Angstvolles Stottern und Fiepsen
Der eingeschüchterte Diener La Flèche (Sebastian Zimmler) bringt diesem herrlichen, lungenschwachen Horst-Schlämmer-Harpagon schnell einen Plastikstuhl. Dort hinein versinkt Jens Harzer augenblicklich und spielt aus dieser scheinbar erschlafften Haltung jenen lebensunfähigen Patriarchen, den alle fürchten. Vor allem natürlich seine Kinder Cléante (Steffen Siegmund) und Elise (Toini Ruhnke).
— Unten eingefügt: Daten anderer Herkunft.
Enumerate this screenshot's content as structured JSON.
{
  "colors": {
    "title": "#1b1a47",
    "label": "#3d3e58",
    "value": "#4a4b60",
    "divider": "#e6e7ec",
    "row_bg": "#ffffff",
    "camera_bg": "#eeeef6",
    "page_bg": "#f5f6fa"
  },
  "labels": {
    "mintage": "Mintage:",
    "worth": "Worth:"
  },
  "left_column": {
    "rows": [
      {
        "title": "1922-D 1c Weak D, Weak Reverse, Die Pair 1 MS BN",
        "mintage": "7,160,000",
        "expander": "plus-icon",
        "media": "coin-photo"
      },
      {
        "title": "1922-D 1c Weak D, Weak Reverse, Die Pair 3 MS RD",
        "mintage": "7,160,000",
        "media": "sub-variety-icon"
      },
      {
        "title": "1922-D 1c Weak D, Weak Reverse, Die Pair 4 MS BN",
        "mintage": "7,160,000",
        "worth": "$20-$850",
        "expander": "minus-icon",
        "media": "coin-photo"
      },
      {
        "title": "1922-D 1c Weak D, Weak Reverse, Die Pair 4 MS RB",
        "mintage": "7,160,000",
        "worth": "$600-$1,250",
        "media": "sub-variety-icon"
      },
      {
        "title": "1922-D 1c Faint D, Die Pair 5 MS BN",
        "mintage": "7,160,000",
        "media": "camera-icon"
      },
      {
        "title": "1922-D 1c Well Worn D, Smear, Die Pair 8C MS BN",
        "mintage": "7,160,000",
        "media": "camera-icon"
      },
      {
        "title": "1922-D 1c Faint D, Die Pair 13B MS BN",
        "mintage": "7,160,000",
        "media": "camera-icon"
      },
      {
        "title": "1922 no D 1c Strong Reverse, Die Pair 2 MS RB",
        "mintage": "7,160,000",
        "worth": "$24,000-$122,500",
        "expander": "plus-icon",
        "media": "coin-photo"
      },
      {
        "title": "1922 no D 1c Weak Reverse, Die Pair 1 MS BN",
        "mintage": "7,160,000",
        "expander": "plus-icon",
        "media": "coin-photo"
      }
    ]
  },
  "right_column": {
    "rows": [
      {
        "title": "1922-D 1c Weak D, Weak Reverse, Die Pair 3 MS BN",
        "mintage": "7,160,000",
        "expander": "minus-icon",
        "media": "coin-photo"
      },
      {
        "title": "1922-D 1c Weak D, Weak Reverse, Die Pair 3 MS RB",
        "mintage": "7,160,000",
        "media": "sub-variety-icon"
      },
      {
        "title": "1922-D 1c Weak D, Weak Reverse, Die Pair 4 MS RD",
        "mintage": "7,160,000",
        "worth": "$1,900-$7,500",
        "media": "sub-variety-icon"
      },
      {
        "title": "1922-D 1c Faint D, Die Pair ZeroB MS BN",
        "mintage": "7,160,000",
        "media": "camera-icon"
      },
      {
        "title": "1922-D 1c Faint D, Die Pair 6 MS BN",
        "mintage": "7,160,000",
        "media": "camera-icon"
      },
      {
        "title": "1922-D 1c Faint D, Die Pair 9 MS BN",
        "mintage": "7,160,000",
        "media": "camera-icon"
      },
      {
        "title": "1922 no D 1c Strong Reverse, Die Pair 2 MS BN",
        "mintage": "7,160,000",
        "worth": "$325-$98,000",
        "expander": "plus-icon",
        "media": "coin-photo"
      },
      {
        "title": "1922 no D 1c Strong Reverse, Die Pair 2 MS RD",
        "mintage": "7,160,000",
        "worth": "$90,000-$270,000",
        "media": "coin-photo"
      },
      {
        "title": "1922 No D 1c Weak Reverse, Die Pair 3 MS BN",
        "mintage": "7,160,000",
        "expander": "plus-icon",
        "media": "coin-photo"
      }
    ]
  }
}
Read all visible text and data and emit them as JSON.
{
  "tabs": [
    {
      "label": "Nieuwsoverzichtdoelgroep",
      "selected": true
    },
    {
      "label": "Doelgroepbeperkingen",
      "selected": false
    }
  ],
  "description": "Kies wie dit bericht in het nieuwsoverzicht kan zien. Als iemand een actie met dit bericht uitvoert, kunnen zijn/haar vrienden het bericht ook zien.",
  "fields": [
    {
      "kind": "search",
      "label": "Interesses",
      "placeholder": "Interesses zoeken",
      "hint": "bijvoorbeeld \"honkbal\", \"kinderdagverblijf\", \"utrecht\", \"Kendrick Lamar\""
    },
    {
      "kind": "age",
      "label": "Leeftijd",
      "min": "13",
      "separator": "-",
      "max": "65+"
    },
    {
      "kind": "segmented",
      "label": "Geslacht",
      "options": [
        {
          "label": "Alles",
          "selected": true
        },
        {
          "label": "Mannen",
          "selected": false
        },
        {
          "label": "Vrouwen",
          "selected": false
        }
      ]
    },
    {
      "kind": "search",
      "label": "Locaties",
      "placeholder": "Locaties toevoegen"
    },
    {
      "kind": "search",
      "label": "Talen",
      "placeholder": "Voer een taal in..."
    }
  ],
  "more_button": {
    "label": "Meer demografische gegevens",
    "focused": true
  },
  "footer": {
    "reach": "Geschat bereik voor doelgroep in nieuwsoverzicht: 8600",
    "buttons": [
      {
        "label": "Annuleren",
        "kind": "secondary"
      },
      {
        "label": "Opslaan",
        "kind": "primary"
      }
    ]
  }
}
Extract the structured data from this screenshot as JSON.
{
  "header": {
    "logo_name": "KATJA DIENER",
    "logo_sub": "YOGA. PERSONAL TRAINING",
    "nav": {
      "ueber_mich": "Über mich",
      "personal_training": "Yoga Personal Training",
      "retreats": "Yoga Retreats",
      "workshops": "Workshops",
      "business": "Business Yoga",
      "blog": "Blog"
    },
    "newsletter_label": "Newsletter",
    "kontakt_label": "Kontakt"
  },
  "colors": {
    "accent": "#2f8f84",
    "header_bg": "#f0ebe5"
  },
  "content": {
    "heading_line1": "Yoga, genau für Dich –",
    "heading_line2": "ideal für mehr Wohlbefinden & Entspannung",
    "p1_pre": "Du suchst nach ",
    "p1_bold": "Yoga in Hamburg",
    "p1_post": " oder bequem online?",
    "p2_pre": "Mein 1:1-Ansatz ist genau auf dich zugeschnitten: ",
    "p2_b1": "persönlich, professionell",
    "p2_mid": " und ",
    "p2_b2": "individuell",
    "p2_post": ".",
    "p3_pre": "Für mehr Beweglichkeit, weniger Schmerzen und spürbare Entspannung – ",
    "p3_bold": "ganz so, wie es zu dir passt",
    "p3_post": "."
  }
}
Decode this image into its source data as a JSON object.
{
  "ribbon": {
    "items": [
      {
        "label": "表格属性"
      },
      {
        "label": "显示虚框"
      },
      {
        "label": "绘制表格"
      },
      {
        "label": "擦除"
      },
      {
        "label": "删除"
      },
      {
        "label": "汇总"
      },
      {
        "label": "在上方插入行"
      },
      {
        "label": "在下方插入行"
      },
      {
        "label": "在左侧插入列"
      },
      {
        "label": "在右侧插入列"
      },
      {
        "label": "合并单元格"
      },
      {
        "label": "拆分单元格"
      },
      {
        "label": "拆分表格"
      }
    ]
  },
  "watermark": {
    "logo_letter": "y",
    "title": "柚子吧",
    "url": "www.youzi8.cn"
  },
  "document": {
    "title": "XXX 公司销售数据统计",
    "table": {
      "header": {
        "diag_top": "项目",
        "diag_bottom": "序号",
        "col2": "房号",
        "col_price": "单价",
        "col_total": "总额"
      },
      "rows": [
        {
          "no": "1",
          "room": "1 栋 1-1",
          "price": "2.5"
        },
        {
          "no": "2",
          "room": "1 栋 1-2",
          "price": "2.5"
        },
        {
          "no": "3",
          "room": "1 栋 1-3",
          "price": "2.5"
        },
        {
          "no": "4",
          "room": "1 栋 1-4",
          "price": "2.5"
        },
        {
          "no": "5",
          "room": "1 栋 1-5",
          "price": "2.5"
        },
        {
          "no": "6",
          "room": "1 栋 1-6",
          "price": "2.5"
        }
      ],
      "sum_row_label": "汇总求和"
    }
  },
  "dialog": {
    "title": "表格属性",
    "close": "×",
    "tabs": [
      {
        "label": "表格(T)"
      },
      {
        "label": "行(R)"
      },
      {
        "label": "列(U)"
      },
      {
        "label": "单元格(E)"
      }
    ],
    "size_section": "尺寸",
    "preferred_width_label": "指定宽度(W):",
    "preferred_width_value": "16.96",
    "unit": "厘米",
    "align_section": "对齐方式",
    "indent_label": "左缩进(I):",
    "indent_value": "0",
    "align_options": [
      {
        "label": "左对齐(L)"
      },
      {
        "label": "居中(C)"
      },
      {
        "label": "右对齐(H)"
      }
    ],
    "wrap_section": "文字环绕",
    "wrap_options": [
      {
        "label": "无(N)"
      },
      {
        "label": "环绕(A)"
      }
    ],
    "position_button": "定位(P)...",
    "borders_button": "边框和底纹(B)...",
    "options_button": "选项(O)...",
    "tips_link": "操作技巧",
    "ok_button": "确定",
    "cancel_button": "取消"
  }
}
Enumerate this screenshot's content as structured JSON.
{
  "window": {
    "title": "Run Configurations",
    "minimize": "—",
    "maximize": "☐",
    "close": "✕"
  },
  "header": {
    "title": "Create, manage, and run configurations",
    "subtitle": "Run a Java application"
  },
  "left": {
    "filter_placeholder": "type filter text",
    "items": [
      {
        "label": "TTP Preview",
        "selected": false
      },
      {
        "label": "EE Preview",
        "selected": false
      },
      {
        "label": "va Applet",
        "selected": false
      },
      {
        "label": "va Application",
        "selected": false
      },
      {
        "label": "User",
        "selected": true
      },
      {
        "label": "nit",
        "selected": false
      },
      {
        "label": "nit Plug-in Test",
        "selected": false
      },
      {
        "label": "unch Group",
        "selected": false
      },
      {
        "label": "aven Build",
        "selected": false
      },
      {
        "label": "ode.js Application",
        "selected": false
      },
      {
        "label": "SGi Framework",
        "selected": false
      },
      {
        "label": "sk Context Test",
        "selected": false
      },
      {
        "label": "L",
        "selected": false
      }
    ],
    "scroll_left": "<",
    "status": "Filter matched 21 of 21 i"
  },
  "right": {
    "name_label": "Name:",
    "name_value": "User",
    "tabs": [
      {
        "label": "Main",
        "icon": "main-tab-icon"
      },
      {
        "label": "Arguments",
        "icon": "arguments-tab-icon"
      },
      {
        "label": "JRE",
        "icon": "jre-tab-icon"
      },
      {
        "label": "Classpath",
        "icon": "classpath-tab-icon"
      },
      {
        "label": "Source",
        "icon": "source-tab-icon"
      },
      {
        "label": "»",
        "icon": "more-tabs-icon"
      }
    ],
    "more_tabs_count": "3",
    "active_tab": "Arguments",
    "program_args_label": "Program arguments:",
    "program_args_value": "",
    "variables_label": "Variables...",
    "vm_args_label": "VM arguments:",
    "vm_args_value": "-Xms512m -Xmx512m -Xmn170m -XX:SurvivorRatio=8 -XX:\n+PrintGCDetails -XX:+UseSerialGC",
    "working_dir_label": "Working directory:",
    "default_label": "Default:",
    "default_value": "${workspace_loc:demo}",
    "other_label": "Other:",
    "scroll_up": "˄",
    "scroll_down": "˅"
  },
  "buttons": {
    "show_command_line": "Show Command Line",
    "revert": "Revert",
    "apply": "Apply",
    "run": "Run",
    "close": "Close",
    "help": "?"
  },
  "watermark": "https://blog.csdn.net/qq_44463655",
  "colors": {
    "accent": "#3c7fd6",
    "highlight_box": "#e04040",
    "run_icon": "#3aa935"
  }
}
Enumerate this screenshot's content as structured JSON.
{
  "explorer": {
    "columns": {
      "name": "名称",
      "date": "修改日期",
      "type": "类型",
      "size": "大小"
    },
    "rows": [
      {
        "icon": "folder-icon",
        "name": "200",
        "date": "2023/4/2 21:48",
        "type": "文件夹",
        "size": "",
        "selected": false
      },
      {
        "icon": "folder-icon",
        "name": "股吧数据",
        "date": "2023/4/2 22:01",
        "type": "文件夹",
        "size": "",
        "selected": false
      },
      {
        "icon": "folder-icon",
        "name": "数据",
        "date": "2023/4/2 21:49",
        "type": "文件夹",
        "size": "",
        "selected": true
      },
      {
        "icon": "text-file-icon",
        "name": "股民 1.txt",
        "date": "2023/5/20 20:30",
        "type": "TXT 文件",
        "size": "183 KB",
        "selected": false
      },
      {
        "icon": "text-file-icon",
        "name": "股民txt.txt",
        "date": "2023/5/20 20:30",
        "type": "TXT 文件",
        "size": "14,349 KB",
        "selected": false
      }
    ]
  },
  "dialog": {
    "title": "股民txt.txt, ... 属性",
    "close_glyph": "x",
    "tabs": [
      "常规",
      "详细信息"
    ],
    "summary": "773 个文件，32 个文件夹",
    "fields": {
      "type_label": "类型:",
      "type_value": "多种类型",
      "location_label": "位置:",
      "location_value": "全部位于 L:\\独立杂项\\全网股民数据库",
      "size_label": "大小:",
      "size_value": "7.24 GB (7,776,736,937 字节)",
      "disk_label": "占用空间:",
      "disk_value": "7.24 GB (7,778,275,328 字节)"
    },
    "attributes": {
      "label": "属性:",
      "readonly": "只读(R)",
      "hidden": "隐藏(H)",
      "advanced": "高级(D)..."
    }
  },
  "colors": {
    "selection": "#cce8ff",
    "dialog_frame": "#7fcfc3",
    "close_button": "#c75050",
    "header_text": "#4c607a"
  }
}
Allzu gern möchten diese beiden ihre Verliebtheiten und ihre damit verbundenen Heiratswünsche an ihn herantragen, doch aus den Ecken des Bühnenportals heraus, gelingt ihnen nur noch ein angstvolles Stottern und dünnes Fiepsen. Gnadenlos macht sich Harpagon über sie lustig, hat er sich doch schon längst zwei einträgliche Zweck-Ehen für sie ausgedacht. Dass Elise eigentlich Valère (herrlich: Pascal Houdus) liebt, der sich als Diener in Harpagons Haus geschlichen hat und das mit dem Verbeugen noch üben muss, und Cléante beide Augen auf eine gewisse Mariane geworfen hat, ist ihm völlig schnurz. Die Sache mit Mariane allerdings nicht ganz, denn diese gedenkt Harpagon, selbst zu heiraten.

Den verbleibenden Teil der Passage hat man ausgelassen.